Re: making file system block size bigger to improve hdfs performance ?

2011-10-10 Thread Steve Loughran

On 09/10/11 07:01, M. C. Srivas wrote:


If you insist on HDFS, try using XFS underneath, it does a much better job
than ext3 or ext4 for Hadoop in terms of how data is layed out on disk. But
its memory footprint is alteast twice of that of ext3, so it will gobble up
a lot more memory on your box.


How stable have you found XFS? I know people have worked a lot on ext4 
and I am using it locally, even if something (VirtualBox) tell me off 
for doing so. I know the Lustre people are using underneath their DFS, 
and with wide use it does tend to get debugged by others before you use 
your data.


Re: making file system block size bigger to improve hdfs performance ?

2011-10-10 Thread M. C. Srivas
XFS was created in 1991 by Silicon Graphics.  It was designed for streaming.
The Linux port was in 2002 or so.

I've used it extensively for the past 8 years. It is very stable, and many
NAS companies have embedded it in their products. In particular, it works
well even when the disk starts getting full. ext4 tends to have problems
with multiple streams (it seeks too much), and ext3 has a fragmentation
problem.

(MapR's disk layout is even better compared to XFS  ...  couldn't resist)

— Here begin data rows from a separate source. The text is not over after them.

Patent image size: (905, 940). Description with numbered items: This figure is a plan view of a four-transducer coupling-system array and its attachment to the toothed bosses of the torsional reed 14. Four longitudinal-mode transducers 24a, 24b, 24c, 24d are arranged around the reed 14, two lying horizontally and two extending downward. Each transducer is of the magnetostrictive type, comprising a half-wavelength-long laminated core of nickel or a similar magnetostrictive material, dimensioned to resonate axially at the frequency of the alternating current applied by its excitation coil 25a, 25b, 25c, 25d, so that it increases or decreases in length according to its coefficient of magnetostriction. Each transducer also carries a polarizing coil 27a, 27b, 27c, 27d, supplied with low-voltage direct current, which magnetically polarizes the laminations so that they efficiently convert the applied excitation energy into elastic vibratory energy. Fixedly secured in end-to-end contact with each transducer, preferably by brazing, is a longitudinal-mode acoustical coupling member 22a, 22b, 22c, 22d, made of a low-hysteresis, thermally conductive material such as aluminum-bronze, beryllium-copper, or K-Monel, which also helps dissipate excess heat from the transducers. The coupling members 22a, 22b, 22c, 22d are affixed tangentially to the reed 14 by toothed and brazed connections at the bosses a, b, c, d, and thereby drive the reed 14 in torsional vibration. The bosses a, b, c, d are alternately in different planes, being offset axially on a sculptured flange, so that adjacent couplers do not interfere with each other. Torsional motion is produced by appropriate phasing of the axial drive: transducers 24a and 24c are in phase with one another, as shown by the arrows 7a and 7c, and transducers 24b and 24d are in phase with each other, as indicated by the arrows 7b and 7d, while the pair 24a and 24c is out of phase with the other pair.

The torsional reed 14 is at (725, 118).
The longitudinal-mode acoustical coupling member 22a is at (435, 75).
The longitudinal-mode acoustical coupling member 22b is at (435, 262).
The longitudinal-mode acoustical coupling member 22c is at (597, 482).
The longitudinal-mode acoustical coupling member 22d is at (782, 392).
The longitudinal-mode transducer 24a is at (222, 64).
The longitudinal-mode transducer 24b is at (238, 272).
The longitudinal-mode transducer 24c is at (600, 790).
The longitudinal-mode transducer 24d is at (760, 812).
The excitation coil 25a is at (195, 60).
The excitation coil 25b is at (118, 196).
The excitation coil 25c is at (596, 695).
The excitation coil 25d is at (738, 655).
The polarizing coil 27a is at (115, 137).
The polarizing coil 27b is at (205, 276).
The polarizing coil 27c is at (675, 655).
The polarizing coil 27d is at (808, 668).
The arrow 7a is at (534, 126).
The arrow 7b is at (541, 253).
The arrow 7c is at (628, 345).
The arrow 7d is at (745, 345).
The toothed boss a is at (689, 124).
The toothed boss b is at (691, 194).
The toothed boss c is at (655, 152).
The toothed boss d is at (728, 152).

On Mon, Oct 10, 2011 at 3:48 AM, Steve Loughran ste...@apache.org wrote:

 On 09/10/11 07:01, M. C. Srivas wrote:

  If you insist on HDFS, try using XFS underneath, it does a much better job
 than ext3 or ext4 for Hadoop in terms of how data is layed out on disk.
 But
 its memory footprint is alteast twice of that of ext3, so it will gobble
 up
 a lot more memory on your box.


 How stable have you found XFS? I know people have worked a lot on ext4 and
 I am using it locally, even if something (VirtualBox) tell me off for doing
 so. I know the Lustre people are using underneath their DFS, and with wide
 use it does tend to get debugged by others before you use your data.



Re: making file system block size bigger to improve hdfs performance ?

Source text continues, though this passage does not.